Migranti in Albania, terzo stop ai trattenimenti: la Corte d’Appello di Roma rinvia alla Corte di Giustizia UE
La Corte d’Appello di Roma ha nuovamente respinto la convalida dei trattenimenti di alcuni dei 43 migranti ospitati nei centri istituiti dall’Italia in Albania. Per la terza volta, i giudici hanno deciso di rinviare gli atti alla Corte di Giustizia Europea. I migranti dovranno quindi essere liberati e ricondotti in Italia.
Nel centro di Gjader, situato in Albania, erano rimasti 43 migranti dei 49 iniziali, dopo che sei di loro, considerati minorenni o vulnerabili, erano già stati trasferiti in Italia. Le udienze, svoltesi oggi in videoconferenza, hanno coinvolto i richiedenti asilo, i legali nominati d’urgenza e sei giudici della Corte d’Appello, scelti dalla sezione immigrazione del tribunale civile. Questa sezione, modificata dal governo con un intervento sul codice di procedura penale, era stata sostituita per selezionare magistrati ritenuti più neutrali.
Richieste d’asilo respinte
Le domande di asilo presentate dai migranti erano state giudicate “manifestamente infondate” dalla Commissione territoriale, che le aveva respinte ieri.
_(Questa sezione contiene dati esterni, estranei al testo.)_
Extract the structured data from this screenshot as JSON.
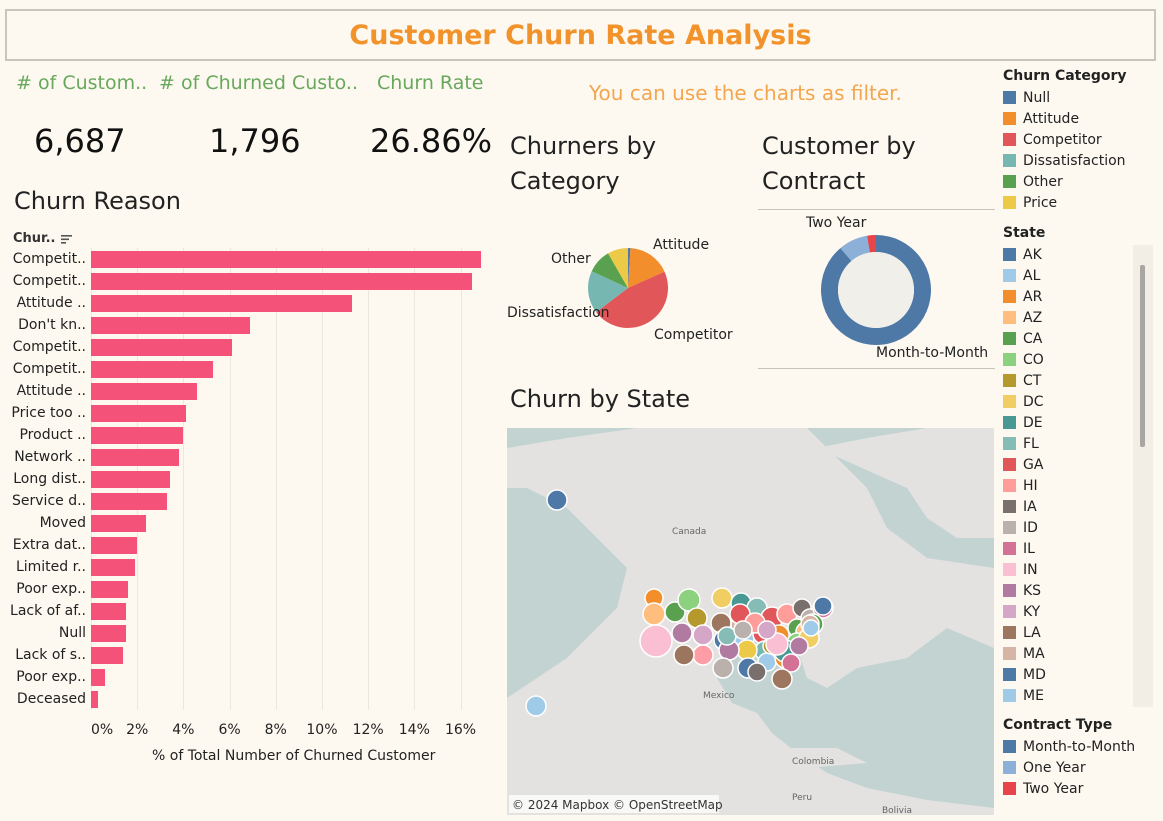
{
  "title": "Customer Churn Rate Analysis",
  "kpis": [
    {
      "label": "# of Custom..",
      "value": "6,687"
    },
    {
      "label": "# of Churned Custo..",
      "value": "1,796"
    },
    {
      "label": "Churn Rate",
      "value": "26.86%"
    }
  ],
  "hint": "You can use the charts as filter.",
  "churn_reason": {
    "title": "Churn Reason",
    "column_header": "Chur..",
    "xlabel": "% of Total Number of Churned Customer",
    "ticks": [
      "0%",
      "2%",
      "4%",
      "6%",
      "8%",
      "10%",
      "12%",
      "14%",
      "16%"
    ]
  },
  "churners_by_category": {
    "title_line1": "Churners by",
    "title_line2": "Category"
  },
  "customer_by_contract": {
    "title_line1": "Customer by",
    "title_line2": "Contract"
  },
  "churn_by_state": {
    "title": "Churn by State",
    "attribution": "© 2024 Mapbox © OpenStreetMap",
    "labels": {
      "canada": "Canada",
      "mexico": "Mexico",
      "colombia": "Colombia",
      "peru": "Peru",
      "bolivia": "Bolivia"
    }
  },
  "legends": {
    "churn_category": {
      "title": "Churn Category",
      "items": [
        {
          "label": "Null",
          "color": "#4e79a7"
        },
        {
          "label": "Attitude",
          "color": "#f28e2b"
        },
        {
          "label": "Competitor",
          "color": "#e15759"
        },
        {
          "label": "Dissatisfaction",
          "color": "#76b7b2"
        },
        {
          "label": "Other",
          "color": "#59a14f"
        },
        {
          "label": "Price",
          "color": "#edc948"
        }
      ]
    },
    "state": {
      "title": "State",
      "items": [
        {
          "label": "AK",
          "color": "#4e79a7"
        },
        {
          "label": "AL",
          "color": "#a0cbe8"
        },
        {
          "label": "AR",
          "color": "#f28e2b"
        },
        {
          "label": "AZ",
          "color": "#ffbe7d"
        },
        {
          "label": "CA",
          "color": "#59a14f"
        },
        {
          "label": "CO",
          "color": "#8cd17d"
        },
        {
          "label": "CT",
          "color": "#b6992d"
        },
        {
          "label": "DC",
          "color": "#f1ce63"
        },
        {
          "label": "DE",
          "color": "#499894"
        },
        {
          "label": "FL",
          "color": "#86bcb6"
        },
        {
          "label": "GA",
          "color": "#e15759"
        },
        {
          "label": "HI",
          "color": "#ff9d9a"
        },
        {
          "label": "IA",
          "color": "#79706e"
        },
        {
          "label": "ID",
          "color": "#bab0ac"
        },
        {
          "label": "IL",
          "color": "#d37295"
        },
        {
          "label": "IN",
          "color": "#fabfd2"
        },
        {
          "label": "KS",
          "color": "#b07aa1"
        },
        {
          "label": "KY",
          "color": "#d4a6c8"
        },
        {
          "label": "LA",
          "color": "#9d7660"
        },
        {
          "label": "MA",
          "color": "#d7b5a6"
        },
        {
          "label": "MD",
          "color": "#4e79a7"
        },
        {
          "label": "ME",
          "color": "#a0cbe8"
        }
      ]
    },
    "contract_type": {
      "title": "Contract Type",
      "items": [
        {
          "label": "Month-to-Month",
          "color": "#4e79a7"
        },
        {
          "label": "One Year",
          "color": "#8cb0d8"
        },
        {
          "label": "Two Year",
          "color": "#e8454a"
        }
      ]
    }
  },
  "chart_data": [
    {
      "type": "bar",
      "orientation": "horizontal",
      "title": "Churn Reason",
      "xlabel": "% of Total Number of Churned Customer",
      "xlim": [
        0,
        17
      ],
      "categories": [
        "Competit..",
        "Competit..",
        "Attitude ..",
        "Don't kn..",
        "Competit..",
        "Competit..",
        "Attitude ..",
        "Price too ..",
        "Product ..",
        "Network ..",
        "Long dist..",
        "Service d..",
        "Moved",
        "Extra dat..",
        "Limited r..",
        "Poor exp..",
        "Lack of af..",
        "Null",
        "Lack of s..",
        "Poor exp..",
        "Deceased"
      ],
      "values": [
        16.9,
        16.5,
        11.3,
        6.9,
        6.1,
        5.3,
        4.6,
        4.1,
        4.0,
        3.8,
        3.4,
        3.3,
        2.4,
        2.0,
        1.9,
        1.6,
        1.5,
        1.5,
        1.4,
        0.6,
        0.3
      ]
    },
    {
      "type": "pie",
      "title": "Churners by Category",
      "categories": [
        "Null",
        "Attitude",
        "Competitor",
        "Dissatisfaction",
        "Other",
        "Price"
      ],
      "values": [
        1.0,
        17.3,
        46.4,
        17.2,
        9.8,
        8.3
      ],
      "labels_shown": [
        "Attitude",
        "Competitor",
        "Dissatisfaction",
        "Other"
      ]
    },
    {
      "type": "pie",
      "title": "Customer by Contract",
      "categories": [
        "Month-to-Month",
        "One Year",
        "Two Year"
      ],
      "values": [
        88.8,
        8.6,
        2.6
      ],
      "labels_shown": [
        "Two Year",
        "Month-to-Month"
      ]
    }
  ]
}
I migranti avranno ora solo sette giorni per presentare ricorso. Secondo l’Asgi (Associazione studi giuridici sull’immigrazione), questo limite temporale rende «praticamente impossibile l’esercizio del diritto di difesa», in contrasto con Costituzione, Cedu e normative europee.
Questa decisione segue due precedenti pronunciamenti della Corte d’Appello, a ottobre e novembre, che avevano anch’essi sospeso i trattenimenti e disposto il ritorno dei migranti in Italia. Il primo episodio, datato 18 ottobre, riguardava 12 richiedenti asilo bengalesi ed egiziani. I giudici avevano escluso la possibilità di considerare i Paesi d’origine come “sicuri” e dichiarato inapplicabile la procedura di frontiera.
L’11 novembre, una decisione simile coinvolgeva sette migranti, nonostante un decreto del governo avesse aggiornato la lista dei Paesi sicuri. Anche in quel caso, i giudici avevano chiesto alla Corte di Giustizia UE chiarimenti sul decreto, sollevando dubbi sulla sua conformità con le normative comunitarie. Il 25 febbraio è attesa una pronuncia della Corte di Lussemburgo, che potrebbe chiarire definitivamente la questione.